Duck you suckers!
Nov 04, 2016, , http://www.kaieteurnewsonline....04/duck-you-suckers/
People set themselves up for a fall. And that fall can be very hard.
Guyanese are suckers for a story, especially if it is a story that they want to believe. They believe it because they want to believe it, not because they have taken time to consider all the sides of an issue.
People have a tendency in Guyana not to carefully study the situation. They read about someone being investigated. They learn that the person has been charged. They do not like the person for political reasons. They wait expectantly for the legal hammer to drop on the personβs head.
When it does not happen, they are disappointed.
They begin to blame people wrongfully. They never blame themselves for being a sucker for a story that was simply too good to be true.
A man was recently freed of a charge by the court. The man, because of the political divide in Guyana is not well-liked by certain sections of the population. He is not well-liked because he is perceived as being supportive of the former government. The man is not even a card-bearing member of the opposition but simply because he had a rapport with the previous administration, he is branded as an opposition supporter.
Those who wanted him to be jailed wanted him to be jailed not because they cared so much that he may have done something wrong but because the hatred of the PPPC has so contaminated their minds that they want him to be punished because in their opinion, he is a PPP.
They have taken no time to question whether in the first place there was a case against the man. They have accepted hook, line and sinker what was peddled to them. People believe things because they want to believe it, not necessarily because they are of the view that the facts support what they believe.
The man is freed and dejection and disappointment is the first reaction. The second reaction is to try to justify the fact that they were right in believing that the man was guilty. If they believe the man was guilty, then something had to have gone wrong for the man to have been found not guilty. It surely cannot be their judgment that is wrong. No, they are right and therefore something went wrong.
And so the excuses begin. Accusations run amok. Others are blamed. Institutions and professionals are brought into disrepute. This is the excuse- making syndrome. People have to find a way to rationalize what has taken place other than admitting that they may have been wrong.
The danger in all of this is not the case in question. It is the risk that it poses for society as a whole. When the new administration came to power, they worked for over seven months with the former Head of the Privatization Unit who was at the helm under the PPPC. They did not send him home or prevent him accessing his office for document. They seemed willing to work with him. They seem impressed with him. In fact, they have not as yet put the Marriott Hotel on the market. They have kept it going and boasting about impressive occupancy. The man was becoming a cult hero.

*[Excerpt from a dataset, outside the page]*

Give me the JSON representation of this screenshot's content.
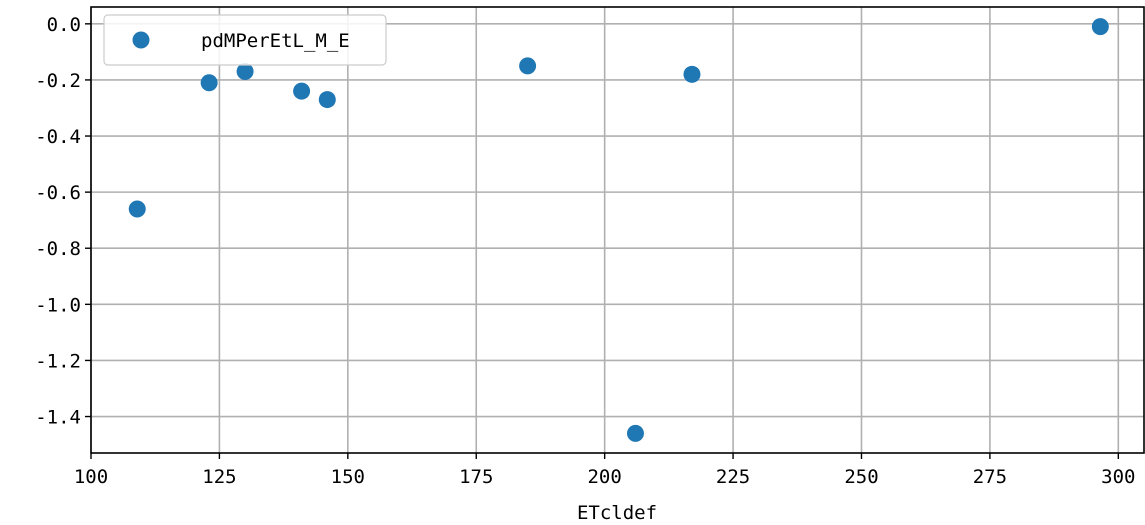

When everyone expected the hotel he established to flop, it was in fact a success story.
The pressure mounted on the government to cut ties. The financiers of the ruling coalition wanted the man out and they eventually got their way.

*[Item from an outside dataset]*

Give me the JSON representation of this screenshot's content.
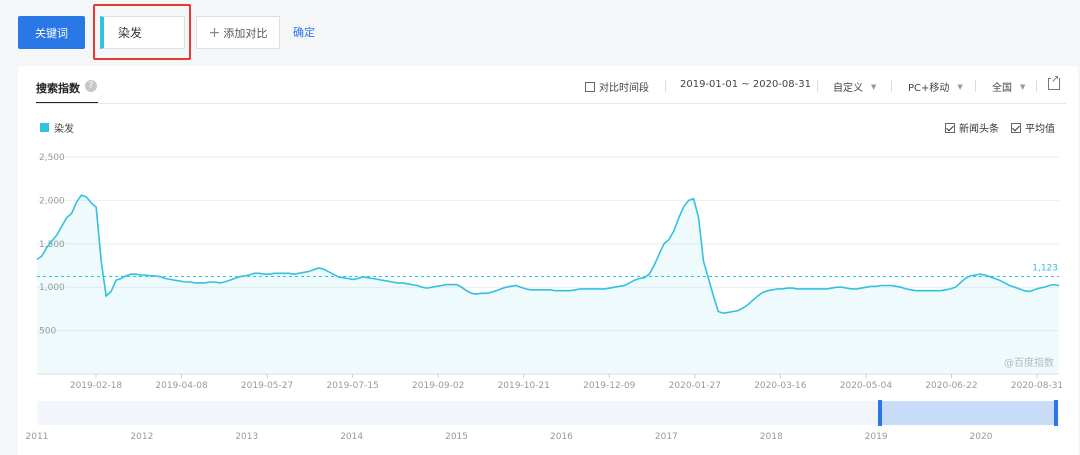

But some persons decided that they had to do more than get him out. They got carried away by their own illusions and beliefs about the man. They placed his home under surveillance, except that the wrong house was being placed under surveillance. For seven months, the man was not under any cloud of suspicion. But suddenly he has departed his job; his home is placed under watch.
We know what happened. A man and his wife lost their lives because they were sent to do a job that should never have been done in the first place. Somebody had a perception of something and acted blindly on the perception. The result is the loss of three lives and children growing up without parents.
This is the Guyana story. Were it not tragic, it would make for high comedy.